Ordem do Dia




    Dizem que choveu, naquela fatídica madrugada de 1º de abril de 1964. Reacionários, covardes, medrosos, indecisos, ludibriados, jovens. Soldados (armados ou não, amados ou não) com suas baionetas de mentira, suas fardas verdes de mentira, suas tintas de traição derretendo, escorrendo por seus rostos monstruosos, deturpando seus semblantes zumbis, sendo levados pelas aguaceiro que tomou conta da nação. Quem sabe não se viram o sangue também caindo como temporal, misturando-se ensurdecidamente como um rio de mentiras, como um verdadeiro pé-d'água por sobre corpos vazios, apodrecidos, insepultos, mortos. Vidas já sem vidas, verdadeiros vende pátrias, iscariotes de plantão. E a aguada caia, deslizando fria. Fria sobre peitos que não batiam, corações que não palpitavam, verdadeiros zumbis repetindo ordens, batendo continências, expelindo decretos por debaixo dos panos. Dizem que choveu no dia da mentira. A borrasca foi a única testemunha daquele dia de crime. Um ato covarde, quase tão covarde como a entrega do Cristo. A chuvada vindo e os americanos comandando o golpe. Palmo a palmo, gota a gota a bátega  dominava, enquanto o país dormia. Pancada a pancada, contada pelos olhos atentos da mãe liberdade, que golpearam. 



     Salseirada e poesia. 55 anos após aquele degradante dia e nosso país não afundou-se em silêncio. A garoa fina tomando conta do Recife, somando-se a outros córregos e rios, encontrando outras afluentes, outros braços país afora, destruindo o discursos dos falsos vencedores que não venceram nada, hipócritas, fascistas. O borriço se indo, virando quietude no fim da manhã e parentes, familiares, amigos de mortos (que estão mais vivos do que nunca) rememorando suas lembranças e seus imortais nomes. 
     Do outro lado, o silêncio enorme. O desprezo e o repúdio de uma nação inteira, obrigando os ratos clandestinos a se reterem ainda mais em seus porões. Discrição na Ordem do Dia. Comedimento e reticência no "rememorar a revolução" que nunca aconteceu. Sigilo e frouxidão sustentando o general mofino, fracalhão, timorato, pávido. O presidente, mentiroso de carteirinha, foge para o Muro das Lamentações. Vai fazer papel de Fariseu. Espantadiço, esconde-se nas teclas de seu Smartphone importado, doado pelos senhores das guerras, para atacar os filhos da liberdade. 

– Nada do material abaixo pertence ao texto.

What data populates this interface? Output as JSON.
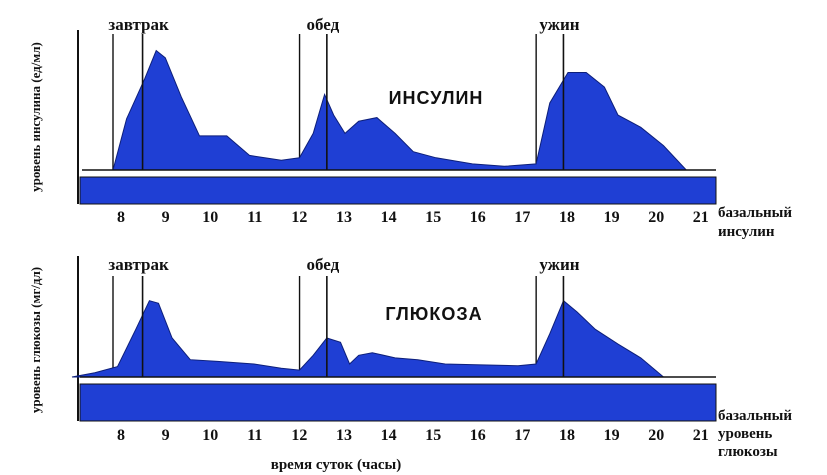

55 anos depois e o brazil lembra de seus mortos e os honra. 55 anos depois e as ruas, a chuva e o futuro exigem justiça. 55 anos e a polícia ainda tortura, some com corpos e pratica sandices que, (tempo vem) não ficarão impunes. A chuva caindo e há cruzes sendo colocadas para exigir. Há música para celebrar seus sacrifícios. Há flores. E a chuva ia caindo firme mas os braços dados não permitiam o frio ou a solidão. Éramos bem mais fortes ali, unidos, celebrando um certo amanhã. Nossos heróis, pais, irmãos e filhos. Todos com nome e mais vivos do que nunca. E do outro lado? 












 





*Esse texto é em homenagem as heroínas e heróis de nossa pátria, doadores de suas vidas em prol de um amanhã. Esses são eternos. Ate a vitória. Sempre.